Treasuries moved sharply lower over the course of the trading session on Thursday, more than offsetting the rebound seen in the previous session.
Bond prices came under pressure in early trading and saw further downside as the day progressed. As a result, the yield on the benchmark ten-year note, which moves opposite of its price, spiked 16.1 basis points to 4.012 percent.
The sell-off by treasuries came following the release of a batch of upbeat U.S. economic data, including a Commerce Department showing an unexpected acceleration in the pace of economic growth in the second quarter.
The report said real gross domestic product surged by 2.4 percent in the second quarter after jumping by 2.0 percent in the first quarter. Economists had expected the pace of GDP growth to slow to 1.8 percent.
The Commerce Department said the unexpected acceleration in GDP growth primarily reflected an upturn in private inventory investment and an acceleration in nonresidential fixed investment.
The positive contributions were partly offset by a downturn in exports and decelerations in consumer spending, federal government spending, and state and local government spending.
The upbeat data has raised some concerns about the outlook for interest rates following Wednesday’s monetary policy by the Federal Reserve.
“The Fed will likely see the second quarter’s solid GDP growth as a little too strong,” said Bill Adams, Chief Economist for Comerica Bank. “The Fed wants the economy to grow in low gear for a time to open up a margin of slack capacity and calm price pressures.”
He added, “On balance, the second quarter’s better than expected GDP growth makes the Fed more likely to raise interest rates again in the second half of 2023, likely at the November first decision.”

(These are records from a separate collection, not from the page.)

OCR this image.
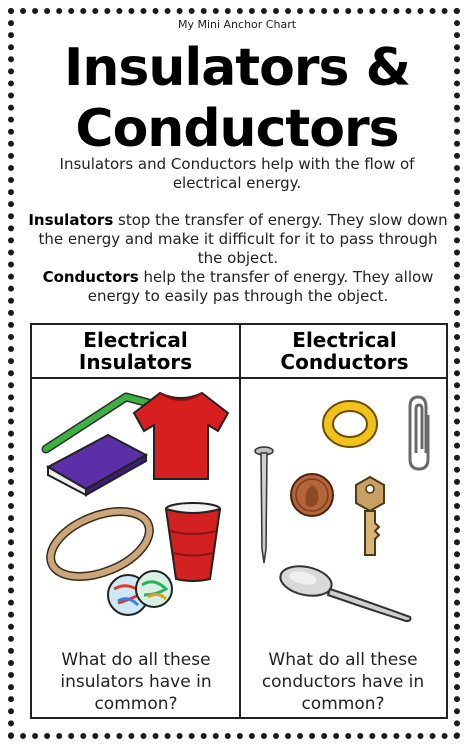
My Mini Anchor Chart
Insulators &
Conductors
Insulators and Conductors help with the flow of electrical energy.
Insulators stop the transfer of energy. They slow down the energy and make it difficult for it to pass through the object.
Conductors help the transfer of energy. They allow energy to easily pas through the object.
Electrical Insulators
Electrical Conductors
What do all these insulators have in common?
What do all these conductors have in common?
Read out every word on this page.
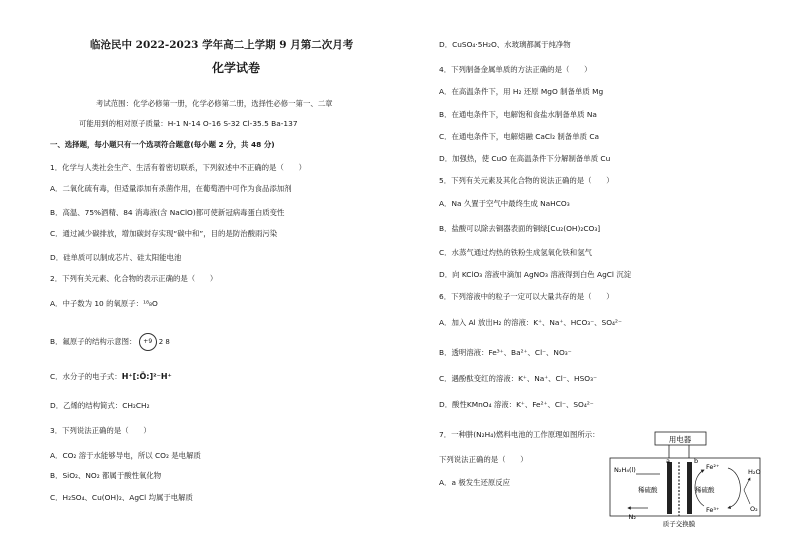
临沧民中 2022-2023 学年高二上学期 9 月第二次月考
化学试卷
考试范围：化学必修第一册，化学必修第二册，选择性必修一第一、二章
可能用到的相对原子质量：H-1 N-14 O-16 S-32 Cl-35.5 Ba-137
一、选择题，每小题只有一个选项符合题意(每小题 2 分，共 48 分)
1．化学与人类社会生产、生活有着密切联系，下列叙述中不正确的是（　　）
A．二氧化硫有毒，但适量添加有杀菌作用，在葡萄酒中可作为食品添加剂
B．高温、75%酒精、84 消毒液(含 NaClO)都可使新冠病毒蛋白质变性
C．通过减少碳排放，增加碳封存实现“碳中和”，目的是防治酸雨污染
D．硅单质可以制成芯片、硅太阳能电池
2．下列有关元素、化合物的表示正确的是（　　）
A．中子数为 10 的氧原子：¹⁸₈O
B．氟原子的结构示意图： +9 2 8
C．水分子的电子式：H⁺[:Ö:]²⁻H⁺
D．乙烯的结构简式：CH₂CH₂
3．下列说法正确的是（　　）
A．CO₂ 溶于水能够导电，所以 CO₂ 是电解质
B．SiO₂、NO₂ 都属于酸性氧化物
C．H₂SO₄、Cu(OH)₂、AgCl 均属于电解质
D．CuSO₄·5H₂O、水玻璃都属于纯净物
4．下列制备金属单质的方法正确的是（　　）
A．在高温条件下，用 H₂ 还原 MgO 制备单质 Mg
B．在通电条件下，电解饱和食盐水制备单质 Na
C．在通电条件下，电解熔融 CaCl₂ 制备单质 Ca
D．加强热，使 CuO 在高温条件下分解制备单质 Cu
5．下列有关元素及其化合物的说法正确的是（　　）
A．Na 久置于空气中最终生成 NaHCO₃
B．盐酸可以除去铜器表面的铜绿[Cu₂(OH)₂CO₃]
C．水蒸气通过灼热的铁粉生成氢氧化铁和氢气
D．向 KClO₃ 溶液中滴加 AgNO₃ 溶液得到白色 AgCl 沉淀
6．下列溶液中的粒子一定可以大量共存的是（　　）
A．加入 Al 放出H₂ 的溶液：K⁺、Na⁺、HCO₃⁻、SO₄²⁻
B．透明溶液：Fe³⁺、Ba²⁺、Cl⁻、NO₃⁻
C．遇酚酞变红的溶液：K⁺、Na⁺、Cl⁻、HSO₃⁻
D．酸性KMnO₄ 溶液：K⁺、Fe²⁺、Cl⁻、SO₄²⁻
7．一种肼(N₂H₄)燃料电池的工作原理如图所示：
下列说法正确的是（　　）
A．a 极发生还原反应
用电器
a	b
N₂H₄(l)
稀硫酸
N₂
稀硫酸
Fe²⁺
Fe³⁺
H₂O
O₂
质子交换膜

The Labor Department also released a report unexpectedly showing a modest decrease in first-time claims for U.S. unemployment benefits in the week ended July 22nd.
The report said initial jobless claims slipped to 221,000, a decrease of 7,000 from the previous week’s unrevised level of 228,000. Economists had expected jobless claims to inch up to 235,000.
A separate report released by the Commerce Department showed new orders for U.S. manufactured durable goods soared by much more than expected in the month of June.
Trading on Friday may be impacted by a reaction to a report on personal income and spending in the month of June, which includes a reading on inflation said to be preferred by the Fed.